The story starts with Carrie and her classmates finishing gym, washing up in the showers. When Carrie emerges, her classmates realise she is bleeding. Carrie begins to freak out, as the girls pelt her with tampons and sanitary towels. They know she has her period, she seems to have no idea of even the concept.
The opening itself, the scene in the changing room, is key to the whole story. In just a few pages King shows us what we need to know about the characters involved. We’re introduced to Carrie, and shown that her mother has kept her so locked up from the world that she doesn’t even know what a period is. (And for female readers…well, we all remember that conversation with our mothers, don’t we?) We see Chris as the ringleader of this sort of thing, the popular pretty girl who thinks she can do whatever she likes and get away with it.
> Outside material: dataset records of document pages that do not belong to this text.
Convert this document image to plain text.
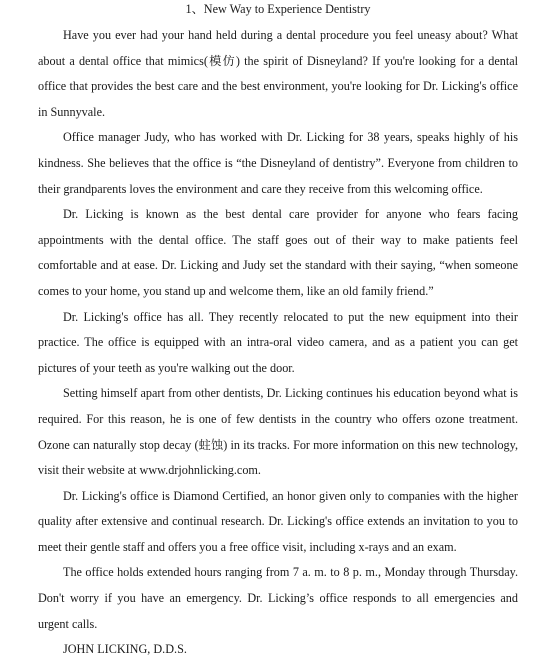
1、New Way to Experience Dentistry

Have you ever had your hand held during a dental procedure you feel uneasy about? What about a dental office that mimics(模仿) the spirit of Disneyland? If you're looking for a dental office that provides the best care and the best environment, you're looking for Dr. Licking's office in Sunnyvale.

Office manager Judy, who has worked with Dr. Licking for 38 years, speaks highly of his kindness. She believes that the office is “the Disneyland of dentistry”. Everyone from children to their grandparents loves the environment and care they receive from this welcoming office.

Dr. Licking is known as the best dental care provider for anyone who fears facing appointments with the dental office. The staff goes out of their way to make patients feel comfortable and at ease. Dr. Licking and Judy set the standard with their saying, “when someone comes to your home, you stand up and welcome them, like an old family friend.”

Dr. Licking's office has all. They recently relocated to put the new equipment into their practice. The office is equipped with an intra-oral video camera, and as a patient you can get pictures of your teeth as you're walking out the door.

Setting himself apart from other dentists, Dr. Licking continues his education beyond what is required. For this reason, he is one of few dentists in the country who offers ozone treatment. Ozone can naturally stop decay (蛀蚀) in its tracks. For more information on this new technology, visit their website at www.drjohnlicking.com.

Dr. Licking's office is Diamond Certified, an honor given only to companies with the higher quality after extensive and continual research. Dr. Licking's office extends an invitation to you to meet their gentle staff and offers you a free office visit, including x-rays and an exam.

The office holds extended hours ranging from 7 a. m. to 8 p. m., Monday through Thursday. Don't worry if you have an emergency. Dr. Licking’s office responds to all emergencies and urgent calls.

JOHN LICKING, D.D.S.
And Sue, the girl wrapped in guilt about the whole thing, the girl who tries to make it better and ends up causing the main, horrific events of the book.
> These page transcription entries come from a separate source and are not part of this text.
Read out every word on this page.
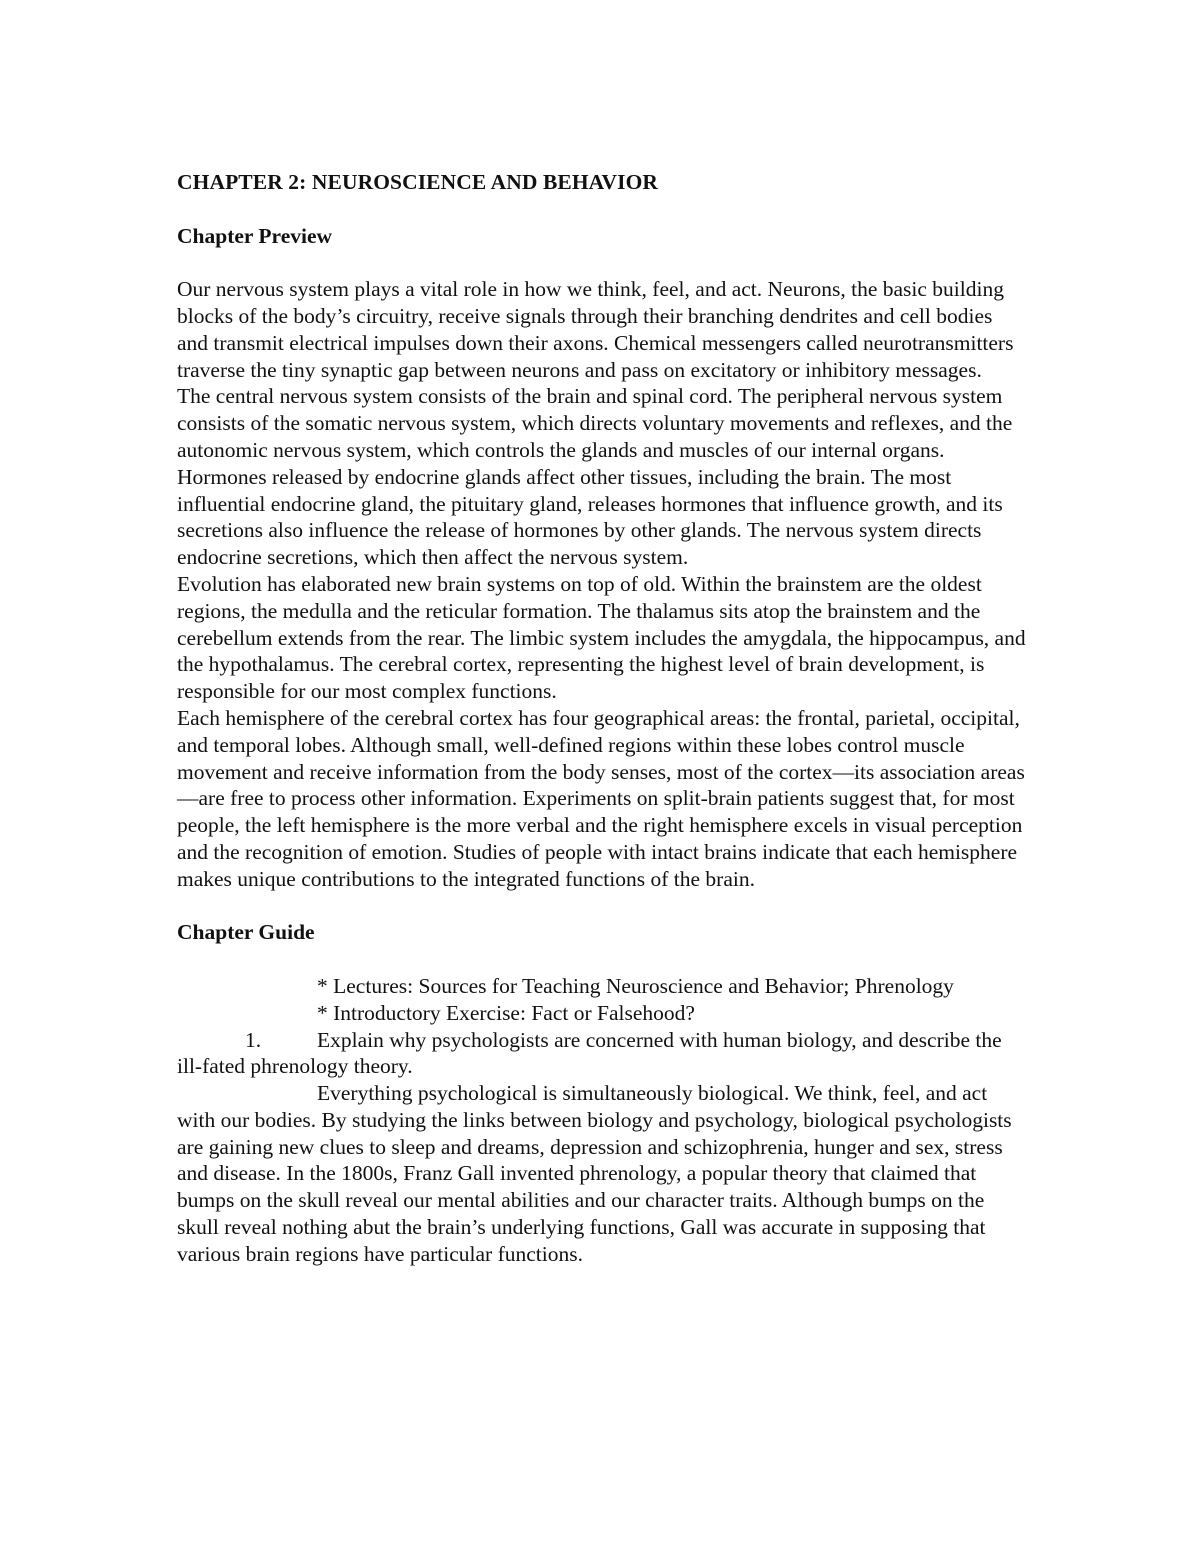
CHAPTER 2: NEUROSCIENCE AND BEHAVIOR
Chapter Preview

Our nervous system plays a vital role in how we think, feel, and act. Neurons, the basic building blocks of the body’s circuitry, receive signals through their branching dendrites and cell bodies and transmit electrical impulses down their axons. Chemical messengers called neurotransmitters traverse the tiny synaptic gap between neurons and pass on excitatory or inhibitory messages.

The central nervous system consists of the brain and spinal cord. The peripheral nervous system consists of the somatic nervous system, which directs voluntary movements and reflexes, and the autonomic nervous system, which controls the glands and muscles of our internal organs.

Hormones released by endocrine glands affect other tissues, including the brain. The most influential endocrine gland, the pituitary gland, releases hormones that influence growth, and its secretions also influence the release of hormones by other glands. The nervous system directs endocrine secretions, which then affect the nervous system.

Evolution has elaborated new brain systems on top of old. Within the brainstem are the oldest regions, the medulla and the reticular formation. The thalamus sits atop the brainstem and the cerebellum extends from the rear. The limbic system includes the amygdala, the hippocampus, and the hypothalamus. The cerebral cortex, representing the highest level of brain development, is responsible for our most complex functions.

Each hemisphere of the cerebral cortex has four geographical areas: the frontal, parietal, occipital, and temporal lobes. Although small, well-defined regions within these lobes control muscle movement and receive information from the body senses, most of the cortex—its association areas—are free to process other information. Experiments on split-brain patients suggest that, for most people, the left hemisphere is the more verbal and the right hemisphere excels in visual perception and the recognition of emotion. Studies of people with intact brains indicate that each hemisphere makes unique contributions to the integrated functions of the brain.

Chapter Guide

* Lectures: Sources for Teaching Neuroscience and Behavior; Phrenology

* Introductory Exercise: Fact or Falsehood?

1.	Explain why psychologists are concerned with human biology, and describe the ill-fated phrenology theory.

Everything psychological is simultaneously biological. We think, feel, and act with our bodies. By studying the links between biology and psychology, biological psychologists are gaining new clues to sleep and dreams, depression and schizophrenia, hunger and sex, stress and disease. In the 1800s, Franz Gall invented phrenology, a popular theory that claimed that bumps on the skull reveal our mental abilities and our character traits. Although bumps on the skull reveal nothing abut the brain’s underlying functions, Gall was accurate in supposing that various brain regions have particular functions.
I love King, I really do, and in the last few months I’ve got through a fair number of his books. Carrie is not my favourite, but it does show why I think he’s such a good writer. For starters, he’s actually pretty good at writing teenage girls. Not perfect, but having not ever been a teenage girl himself I think can be forgiven. Secondly, his characters are all real – we get inside a fair few of their heads, see their motivations, see the way they see themselves and that adds a whole lot of weight to them.
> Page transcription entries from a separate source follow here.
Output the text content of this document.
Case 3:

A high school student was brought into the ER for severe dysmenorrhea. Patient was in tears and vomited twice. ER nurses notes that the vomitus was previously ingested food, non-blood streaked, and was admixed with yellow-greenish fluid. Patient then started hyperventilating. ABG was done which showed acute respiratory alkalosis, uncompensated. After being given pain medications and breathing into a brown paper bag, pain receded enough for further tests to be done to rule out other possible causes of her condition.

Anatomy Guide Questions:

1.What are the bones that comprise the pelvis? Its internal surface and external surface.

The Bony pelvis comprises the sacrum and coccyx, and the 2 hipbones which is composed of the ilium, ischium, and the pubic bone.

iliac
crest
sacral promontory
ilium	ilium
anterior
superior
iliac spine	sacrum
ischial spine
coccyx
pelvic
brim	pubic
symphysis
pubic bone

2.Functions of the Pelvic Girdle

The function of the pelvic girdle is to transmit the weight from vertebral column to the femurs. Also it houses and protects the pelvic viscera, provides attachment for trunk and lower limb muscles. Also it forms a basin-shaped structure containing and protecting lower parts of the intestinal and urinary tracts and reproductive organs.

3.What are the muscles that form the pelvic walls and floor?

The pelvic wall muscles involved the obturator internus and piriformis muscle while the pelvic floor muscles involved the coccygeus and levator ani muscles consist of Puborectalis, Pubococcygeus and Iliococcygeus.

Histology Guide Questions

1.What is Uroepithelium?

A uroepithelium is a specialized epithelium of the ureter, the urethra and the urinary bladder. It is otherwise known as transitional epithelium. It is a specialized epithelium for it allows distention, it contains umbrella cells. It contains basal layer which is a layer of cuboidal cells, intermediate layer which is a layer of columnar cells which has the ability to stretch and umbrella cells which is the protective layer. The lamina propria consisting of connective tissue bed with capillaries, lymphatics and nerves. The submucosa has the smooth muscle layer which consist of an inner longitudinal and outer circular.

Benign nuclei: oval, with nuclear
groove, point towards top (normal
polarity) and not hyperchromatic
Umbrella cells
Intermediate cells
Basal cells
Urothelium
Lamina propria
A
The story runs alongside ‘extracts’ from various books and reports after the incident at the prom. We learn early on of some of the events that happen, but not everything is given away easily. These extracts offer something extra to the reader, allowing us to glimpse the full impact of Carrie in the years after the main events of the novel. We hear from Sue, in her own autobiography, and see even more inside her head alongside the parts of the novel dedicated to her. It works nicely, woven together, and it’s an interesting technique that I, for one, haven’t seen before.
So if you haven’t read it yet, and you’re a fan of King or horror, then grab a copy and read! You won’t be disappointed.